The Doel 1 and 2 reactors went on the grid in 1975 and were built with an expected lifetime of about 40 years. The Belgian government, however, extended their lifetime with 10 years to 2025, against stern opposition from neighboring EU member States and against a previous decision not to extend the license. he three Dutch communities also stress that they should have a say about the Doel 3 and 4 reactors which are slightly younger, but nonetheless also troubled by repeated problems which prompt grave concerns about their safety.

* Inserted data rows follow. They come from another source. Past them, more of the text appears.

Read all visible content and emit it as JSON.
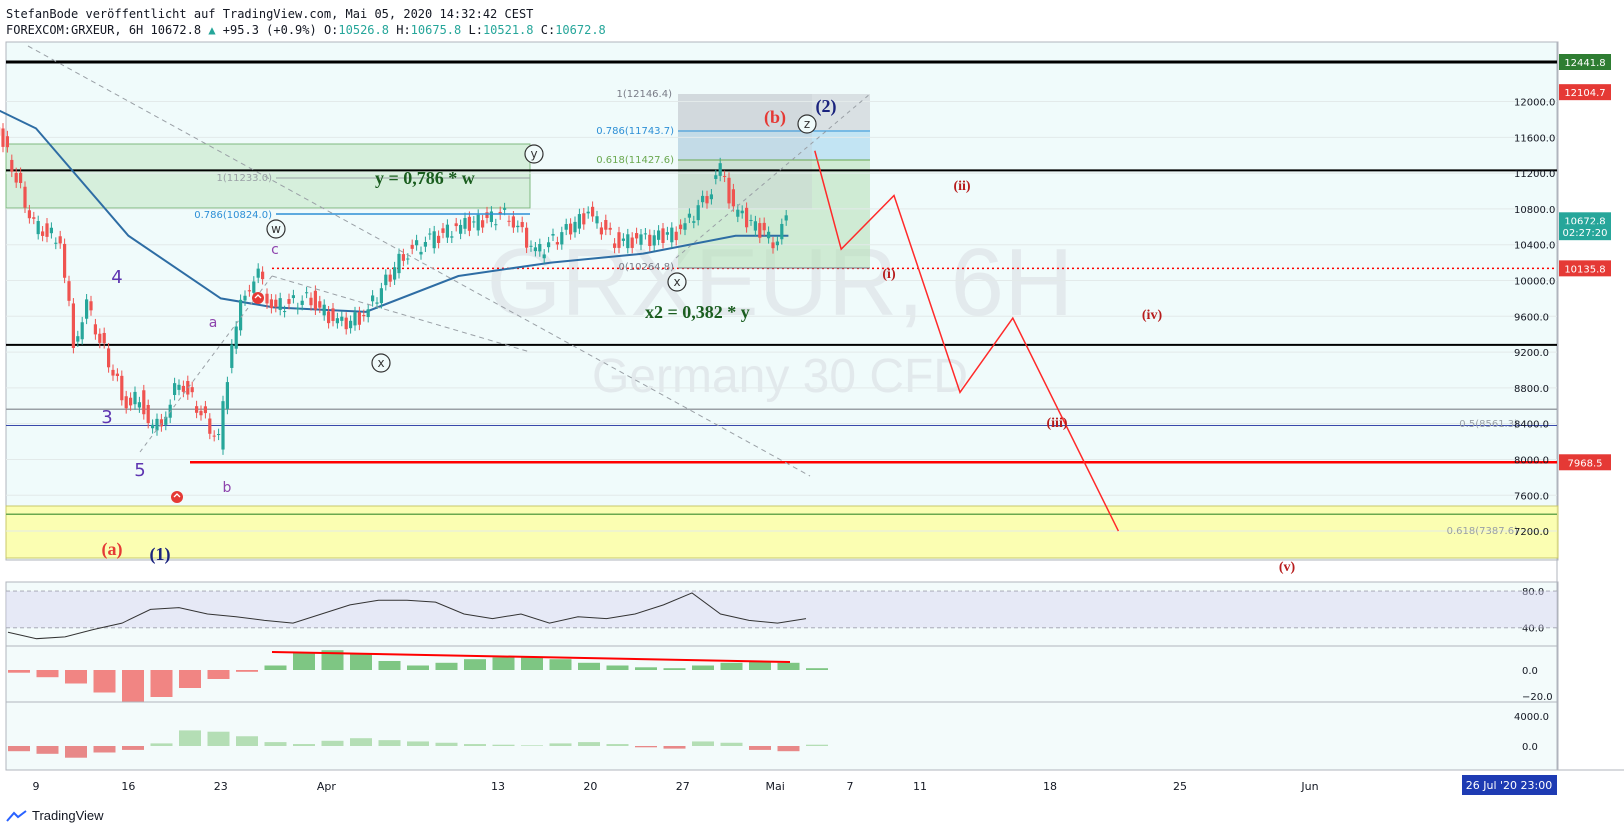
{
  "header": {
    "publisher_line": "StefanBode veröffentlicht auf TradingView.com, Mai 05, 2020 14:32:42 CEST",
    "symbol": "FOREXCOM:GRXEUR, 6H",
    "last": "10672.8",
    "change": "+95.3 (+0.9%)",
    "o_label": "O:",
    "o_val": "10526.8",
    "h_label": "H:",
    "h_val": "10675.8",
    "l_label": "L:",
    "l_val": "10521.8",
    "c_label": "C:",
    "c_val": "10672.8"
  },
  "watermark": {
    "symbol": "GRXEUR, 6H",
    "name": "Germany 30 CFD"
  },
  "footer": {
    "brand": "TradingView"
  },
  "colors": {
    "up": "#26a69a",
    "down": "#ef5350",
    "bg": "#f0fbfb",
    "line_red": "#ff0000",
    "ma_blue": "#2e6da4"
  },
  "chart_data": [
    {
      "type": "line",
      "title": "",
      "ylim": [
        7000,
        12500
      ],
      "x_ticks": [
        "9",
        "16",
        "23",
        "Apr",
        "13",
        "20",
        "27",
        "Mai",
        "7",
        "11",
        "18",
        "25",
        "Jun"
      ],
      "y_ticks": [
        "12000.0",
        "11600.0",
        "11200.0",
        "10800.0",
        "10400.0",
        "10000.0",
        "9600.0",
        "9200.0",
        "8800.0",
        "8400.0",
        "8000.0",
        "7600.0",
        "7200.0"
      ],
      "price_tags": [
        "12441.8",
        "12104.7",
        "10672.8",
        "02:27:20",
        "10135.8",
        "7968.5"
      ],
      "date_tag": "26 Jul '20  23:00",
      "horizontal_levels": [
        12441.8,
        11230,
        9280,
        8561.3,
        8380,
        7968.5,
        7387.6,
        10135.8
      ],
      "fib_labels": [
        "1(12146.4)",
        "0.786(11743.7)",
        "0.618(11427.6)",
        "0(10264.8)",
        "0.786(10824.0)",
        "1(11233.0)",
        "0.5(8561.3)",
        "0.618(7387.6)"
      ],
      "annotations": [
        "y = 0,786 * w",
        "x2 = 0,382 * y"
      ],
      "wave_labels": [
        "(a)",
        "(1)",
        "(b)",
        "(2)",
        "w",
        "x",
        "y",
        "z",
        "x",
        "a",
        "b",
        "c",
        "3",
        "4",
        "5",
        "(i)",
        "(ii)",
        "(iii)",
        "(iv)",
        "(v)"
      ],
      "price_series": [
        {
          "x": "Mar 04",
          "y": 12250
        },
        {
          "x": "Mar 06",
          "y": 11800
        },
        {
          "x": "Mar 09",
          "y": 10600
        },
        {
          "x": "Mar 11",
          "y": 10450
        },
        {
          "x": "Mar 12",
          "y": 9300
        },
        {
          "x": "Mar 13",
          "y": 9700
        },
        {
          "x": "Mar 16",
          "y": 8600
        },
        {
          "x": "Mar 17",
          "y": 8700
        },
        {
          "x": "Mar 18",
          "y": 8300
        },
        {
          "x": "Mar 19",
          "y": 8500
        },
        {
          "x": "Mar 20",
          "y": 8900
        },
        {
          "x": "Mar 23",
          "y": 8200
        },
        {
          "x": "Mar 24",
          "y": 9300
        },
        {
          "x": "Mar 25",
          "y": 9900
        },
        {
          "x": "Mar 26",
          "y": 10050
        },
        {
          "x": "Mar 27",
          "y": 9700
        },
        {
          "x": "Mar 30",
          "y": 9800
        },
        {
          "x": "Apr 01",
          "y": 9500
        },
        {
          "x": "Apr 03",
          "y": 9600
        },
        {
          "x": "Apr 06",
          "y": 10300
        },
        {
          "x": "Apr 08",
          "y": 10450
        },
        {
          "x": "Apr 10",
          "y": 10600
        },
        {
          "x": "Apr 14",
          "y": 10750
        },
        {
          "x": "Apr 16",
          "y": 10300
        },
        {
          "x": "Apr 20",
          "y": 10750
        },
        {
          "x": "Apr 22",
          "y": 10450
        },
        {
          "x": "Apr 24",
          "y": 10450
        },
        {
          "x": "Apr 27",
          "y": 10550
        },
        {
          "x": "Apr 29",
          "y": 10950
        },
        {
          "x": "Apr 30",
          "y": 11250
        },
        {
          "x": "May 01",
          "y": 10800
        },
        {
          "x": "May 04",
          "y": 10450
        },
        {
          "x": "May 05",
          "y": 10672.8
        }
      ],
      "moving_average": [
        {
          "x": "Mar 02",
          "y": 12200
        },
        {
          "x": "Mar 09",
          "y": 11700
        },
        {
          "x": "Mar 16",
          "y": 10500
        },
        {
          "x": "Mar 23",
          "y": 9800
        },
        {
          "x": "Mar 27",
          "y": 9700
        },
        {
          "x": "Apr 03",
          "y": 9650
        },
        {
          "x": "Apr 10",
          "y": 10050
        },
        {
          "x": "Apr 17",
          "y": 10200
        },
        {
          "x": "Apr 24",
          "y": 10300
        },
        {
          "x": "May 01",
          "y": 10500
        },
        {
          "x": "May 05",
          "y": 10500
        }
      ],
      "forecast_path": [
        {
          "x": "May 07",
          "y": 11450
        },
        {
          "x": "May 09",
          "y": 10350
        },
        {
          "x": "May 13",
          "y": 10950
        },
        {
          "x": "May 18",
          "y": 8750
        },
        {
          "x": "May 22",
          "y": 9580
        },
        {
          "x": "May 30",
          "y": 7200
        }
      ]
    },
    {
      "type": "line",
      "title": "RSI",
      "ylim": [
        20,
        90
      ],
      "y_ticks": [
        "80.0",
        "40.0"
      ],
      "series": [
        {
          "values": [
            35,
            28,
            30,
            38,
            45,
            60,
            62,
            55,
            52,
            48,
            45,
            55,
            65,
            70,
            70,
            68,
            55,
            50,
            55,
            45,
            52,
            50,
            55,
            65,
            78,
            55,
            48,
            45,
            50
          ]
        }
      ]
    },
    {
      "type": "bar",
      "title": "MACD",
      "y_ticks": [
        "0.0",
        "−20.0"
      ],
      "values": [
        -3,
        -8,
        -15,
        -25,
        -35,
        -30,
        -20,
        -10,
        -2,
        5,
        20,
        22,
        18,
        10,
        5,
        8,
        12,
        14,
        15,
        12,
        8,
        5,
        3,
        2,
        5,
        8,
        10,
        8,
        2
      ]
    },
    {
      "type": "bar",
      "title": "Volume oscillator",
      "y_ticks": [
        "4000.0",
        "0.0"
      ],
      "values": [
        -800,
        -1200,
        -1800,
        -1000,
        -600,
        400,
        2400,
        2200,
        1500,
        600,
        300,
        800,
        1200,
        900,
        700,
        500,
        300,
        200,
        100,
        400,
        600,
        300,
        -200,
        -400,
        700,
        500,
        -600,
        -800,
        200
      ]
    }
  ]
}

In 2014 the Belgian nuclear regulator ordered the reactors closed down after discovering indications of the above mentioned cracks in the core tanks of the 1,008 megawatt Tihange 2 and the 1,006 megawatt Doel 3 reactor. The decision was later reversed. Both the Doel and the Tihange nuclear facilities have had several incidents before that. The two reactors were restarted in May 2013, but were shut down again in March 2014 to allow for further tests and inspections, especially with regards to the integrity, strength and safety of the tanks.

Interim results of these inspections had shown that the tanks have been weakened to such a degree that it is necessary to keep the facility off the grid until the spring of 2015, and maybe, to take them off the grid altogether. In 2014 the Doel facility’s Doel 4 reactor was also taken off the grid due to an incident with one of its turbines.

The plants’ operator, Electrabel, insists that it is safe to keep the reactors online, also with their extended lifespan. Earlier in 2016 Belgium attracted international attention when the government started providing iodine pills to Belgian households, claiming it was not related to the risk posed by the reactors but to the potential risk that terrorists could use a “dirty bomb”.

The Belgian government has, in 2016, distributed iodine pills to the population “just in case something should happen” while claiming “the risk of terrorism” to be the main reason for concerns. Municipalities in the Netherlands as well as in the German federal state North-Rhine Westphalia also distributed iodine – while citing poor safety at Belgium’s NPPs as reason.